For the study, Jackler examined the small fraction of these progeny cases that involved head and neck cancer. Patients in these cases had cancer in sites such as the larynx, the mouth and the esophagus. All of the plaintiffs in these cases were long-term, heavy smokers -- more than a pack a day for many years. The key issue in these lawsuits was whether it was more likely than not that smoking caused the individual plaintiff's cancer (greater than 50 percent probable is the legal standard). Although since the 1990s tobacco companies have admitted that their products cause cancer, in litigation they vigorously argue that smoking did not cause an individual plaintiff's cancer.

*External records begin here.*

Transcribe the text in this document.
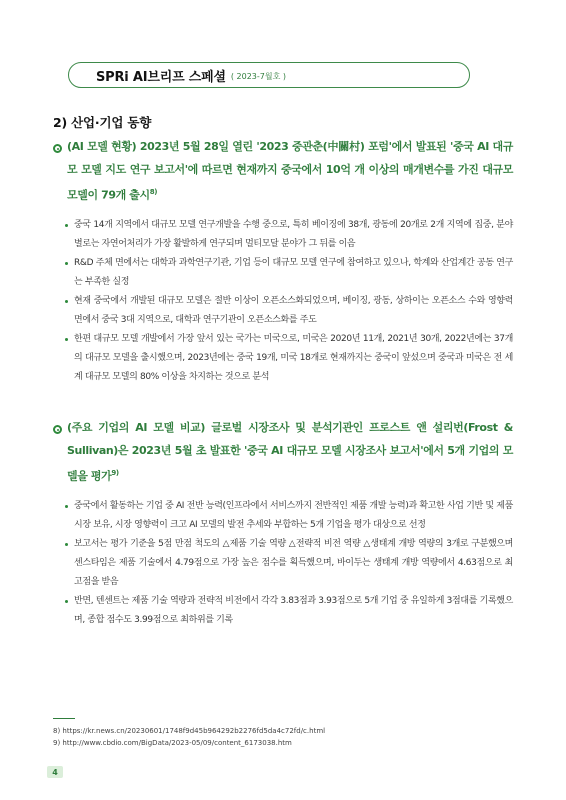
SPRi AI브리프 스페셜 ( 2023-7월호 )
2) 산업·기업 동향

(AI 모델 현황) 2023년 5월 28일 열린 '2023 중관춘(中關村) 포럼'에서 발표된 '중국 AI 대규모 모델 지도 연구 보고서'에 따르면 현재까지 중국에서 10억 개 이상의 매개변수를 가진 대규모 모델이 79개 출시$^{8)}$

중국 14개 지역에서 대규모 모델 연구개발을 수행 중으로, 특히 베이징에 38개, 광동에 20개로 2개 지역에 집중, 분야 별로는 자연어처리가 가장 활발하게 연구되며 멀티모달 분야가 그 뒤를 이음
R&D 주체 면에서는 대학과 과학연구기관, 기업 등이 대규모 모델 연구에 참여하고 있으나, 학계와 산업계간 공동 연구는 부족한 실정
현재 중국에서 개발된 대규모 모델은 절반 이상이 오픈소스화되었으며, 베이징, 광동, 상하이는 오픈소스 수와 영향력 면에서 중국 3대 지역으로, 대학과 연구기관이 오픈소스화를 주도
한편 대규모 모델 개발에서 가장 앞서 있는 국가는 미국으로, 미국은 2020년 11개, 2021년 30개, 2022년에는 37개의 대규모 모델을 출시했으며, 2023년에는 중국 19개, 미국 18개로 현재까지는 중국이 앞섰으며 중국과 미국은 전 세계 대규모 모델의 80% 이상을 차지하는 것으로 분석

(주요 기업의 AI 모델 비교) 글로벌 시장조사 및 분석기관인 프로스트 앤 설리번(Frost & Sullivan)은 2023년 5월 초 발표한 '중국 AI 대규모 모델 시장조사 보고서'에서 5개 기업의 모델을 평가$^{9)}$

중국에서 활동하는 기업 중 AI 전반 능력(인프라에서 서비스까지 전반적인 제품 개발 능력)과 확고한 사업 기반 및 제품 시장 보유, 시장 영향력이 크고 AI 모델의 발전 추세와 부합하는 5개 기업을 평가 대상으로 선정
보고서는 평가 기준을 5점 만점 척도의 △제품 기술 역량 △전략적 비전 역량 △생태계 개방 역량의 3개로 구분했으며 센스타임은 제품 기술에서 4.79점으로 가장 높은 점수를 획득했으며, 바이두는 생태계 개방 역량에서 4.63점으로 최고점을 받음
반면, 텐센트는 제품 기술 역량과 전략적 비전에서 각각 3.83점과 3.93점으로 5개 기업 중 유일하게 3점대를 기록했으며, 종합 점수도 3.99점으로 최하위를 기록
8) https://kr.news.cn/20230601/1748f9d45b964292b2276fd5da4c72fd/c.html
9) http://www.cbdio.com/BigData/2023-05/09/content_6173038.htm
4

"Otolaryngologists in this study routinely expressed the opinion that, more likely than not, tobacco did not cause the smoker's head and neck cancer," the study said. "It is not credible that even a lengthy list of these causes come even remotely close to approaching the greater than 50 percent cause."
In contrast, the scientific literature demonstrates that tobacco directly contributes to head and neck cancers at a greater than 50 percent likelihood, Jackler said.
"The tobacco industry identifies the best experts that money can buy, trains them in their well-honed narrative to manufacture doubt in the minds of the jury and makes use of them over and over in case after case," the study said. Given the ethical traditions of medicine, it seems likely that these physicians believe their well-compensated testimony on behalf of tobacco companies occurs in the shadows, out of view of their families, friends and professional colleagues, Jackler said.